In the days that followed Kate worried for her family – her father is sick and her daughter has an auto immune disease.
“I was scared for myself and I was scared for my women. I had no idea how I was meant to work and social distance and keep myself and others safe. How do I do that when I am in everyone’s bubble?“
Jumping from bubble to bubble is frightening, Kate says, and she feels a huge responsibility – not only to mothers and babies, but to also keep her own family safe. Between texts and phone calls she describes as “endless”, she has to keep calm and prioritise care.
Clinics and post-natal appointments had to completely change their operations due to social distancing, she says. “I have women cry in my clinic, new mums needing a reassuring hug and I can’t. I’ve not cuddled a baby for too long now.
“It breaks our hearts. The lovely part of our job, the bit that people say ‘oh it must be so lovely doing that’, it’s gone. For now. It’s been really, really hard. And I also miss my people. I can’t wait to hug and see my dad.”
There’s a part of the job of midwife that goes beyond practical birth care. “The hard stuff”, Kate calls it.
“The hard discussions, miscarriage, domestic violence, social issues, emergencies and the long, long, long days and nights, plus all the paperwork. I easily worked 32 hours this last weekend, much of it unpaid.”
Jane*, a midwife in the Hawke’s Bay region, says constantly having to explain changes to her women, when she’s still trying to get information herself, has been hard. “We’re trying to explain how the scan, previously deemed as necessary by an obstetrician, can now suddenly wait, or the blood test that you ordered is no longer available as the lab has now been directed to do Covid swabs.”
An increase in cleaning, hand washing and sanitising, both during and between visits is as crucial as it is time-consuming. PPE hasn’t always been available, Jane says. Friends, family, and clients have stepped in to provide it.
In her region there have been 22 home births in the last month, she says.
“Parents are choosing this option rather than expand their bubble too far, ensuring they can be together for all of the labour and birth. As wonderful as it is to attend a home birth, I have to source and pay for the equipment used there – this is time-consuming and can be expensive.”
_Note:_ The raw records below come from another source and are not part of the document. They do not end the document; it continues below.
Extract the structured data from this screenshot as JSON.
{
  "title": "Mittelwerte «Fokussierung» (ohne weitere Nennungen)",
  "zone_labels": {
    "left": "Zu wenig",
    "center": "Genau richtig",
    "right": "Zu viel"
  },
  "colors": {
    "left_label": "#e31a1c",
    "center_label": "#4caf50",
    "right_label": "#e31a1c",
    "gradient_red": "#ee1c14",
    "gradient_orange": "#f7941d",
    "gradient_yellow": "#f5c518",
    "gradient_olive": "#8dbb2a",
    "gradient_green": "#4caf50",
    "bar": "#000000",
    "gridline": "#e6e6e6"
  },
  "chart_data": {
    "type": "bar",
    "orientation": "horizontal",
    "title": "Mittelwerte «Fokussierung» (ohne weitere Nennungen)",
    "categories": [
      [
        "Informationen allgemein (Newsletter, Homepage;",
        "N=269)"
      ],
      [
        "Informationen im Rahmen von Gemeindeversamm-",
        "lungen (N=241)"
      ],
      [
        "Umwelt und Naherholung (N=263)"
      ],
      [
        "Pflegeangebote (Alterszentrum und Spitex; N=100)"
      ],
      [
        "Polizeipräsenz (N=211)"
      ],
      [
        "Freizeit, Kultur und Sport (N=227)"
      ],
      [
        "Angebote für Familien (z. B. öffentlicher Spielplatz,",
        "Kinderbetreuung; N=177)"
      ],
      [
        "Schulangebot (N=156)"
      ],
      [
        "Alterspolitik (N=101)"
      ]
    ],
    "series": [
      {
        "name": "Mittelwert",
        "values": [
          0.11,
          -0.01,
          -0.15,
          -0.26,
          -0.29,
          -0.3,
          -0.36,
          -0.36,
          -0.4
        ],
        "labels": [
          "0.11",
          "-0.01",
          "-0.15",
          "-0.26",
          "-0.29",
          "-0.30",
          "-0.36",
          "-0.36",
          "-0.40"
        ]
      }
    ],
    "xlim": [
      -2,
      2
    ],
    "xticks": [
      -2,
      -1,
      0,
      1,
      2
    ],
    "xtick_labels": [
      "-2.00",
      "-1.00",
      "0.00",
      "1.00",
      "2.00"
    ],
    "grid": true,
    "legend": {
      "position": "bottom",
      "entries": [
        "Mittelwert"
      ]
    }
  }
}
Mae, a midwife working in the South Island, says she’s found midwifery during Covid-19 an overwhelming experience. She works at a primary maternity unit, supporting parents through labour and their first days as parents.
“We are a ‘green zone’ which means that although only people with no risk factors for Covid-19 could come to the unit, we still have had to practise physical distancing,” she says.
“Midwives get in there. It’s in our DNA. It’s impossible to do hands-on breastfeeding support from a distance. And sharing the exuberance of triumphant births with women and their support person while in full PPE doesn’t come easily.”
Still, Mae describes her work as “amazing” and “soul-nourishing”.
Today, more babies will be born. Midwives will be there. This pandemic has shown exactly what most parents already knew: midwives are an essential workforce in Aotearoa. Not just today on the Day of the Midwife, but every day.